MacKenzie Scott has donated $436 million to Habitat for Humanity International and 84 of its US affiliates—the largest publicly disclosed donation from the billionaire philanthropist since she pledged in 2019 to give away the majority of her wealth, the AP reports. "We could not be more excited to get the gift at a time when, in some ways, the state of housing affordability is the worst that it has been in modern times,” Jonathan Reckford, Habitat for Humanity International’s CEO, told the AP. His group received $25 million from Scott and her husband, Dan Jewett, with the remaining $411 million to be distributed among Habitat’s local affiliates. Scott's donation amounts to nearly 8% of the $325 million in donations that Habitat for Humanity International received in its 2020 fiscal year.

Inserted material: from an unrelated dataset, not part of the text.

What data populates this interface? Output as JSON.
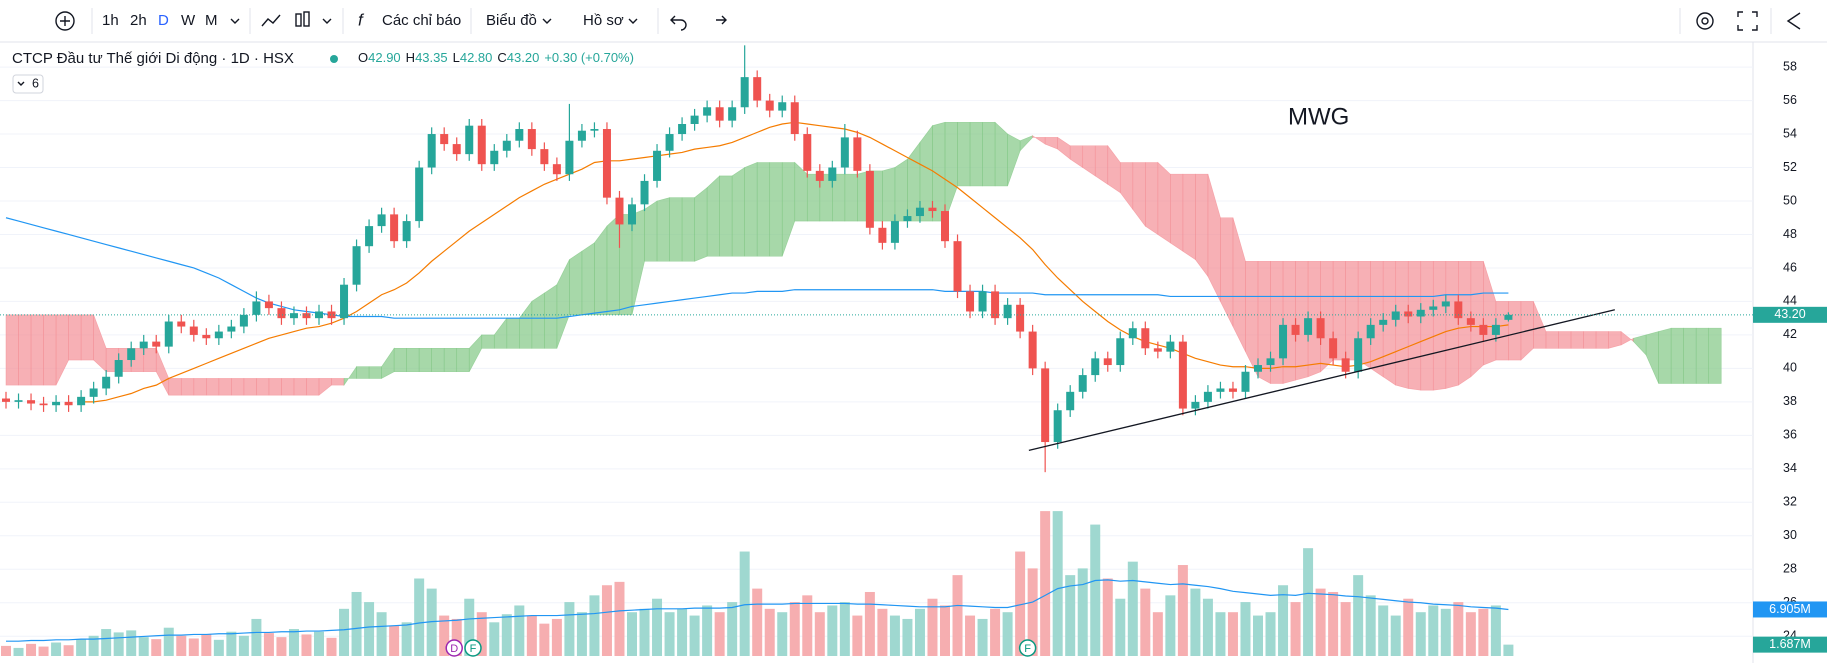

Reckford said Habitat for Humanity will use Scott’s donation of unrestricted funds to increase the supply of affordable housing, especially in communities of color. Though they approach the problem in varying ways, most local affiliates will pursue projects in their communities, while the international group will focus on broader advocacy and efforts to build homes for working-class families. “Even before COVID, we already had one in seven families paying over half their income on rent or mortgage,” Reckford said. The last two years made that issue even worse, with many people seeking to buy larger homes to ride out the pandemic. The scarcity of housing drove up the price in many markets across the country, putting homes out of reach for many first-time buyers.
"For low- and moderate-income families, who are service workers and did not have adequate shelter and still have to go out to work, this has been a catastrophe,” Reckford said. Scott, who is worth about $48 billion, according to Forbes, has signed the Giving Pledge, through which many billionaires have promised to donate more than half their wealth. Aside from an occasional blog post, Scott, an author and philanthropist, doesn’t discuss her donations, which exceeded $8 billion in the past two years after her divorce from Jeff Bezos, the Amazon founder, who was then the richest person in the world. As part of the divorce settlement, Scott received 4% of Amazon's shares. In December, in hopes that she would reduce the attention she draws, Scott declined to announce how much or to whom she donated money. She said she would prefer to let the recipients announce her gifts, as Habitat for Humanity is expected to do on Tuesday.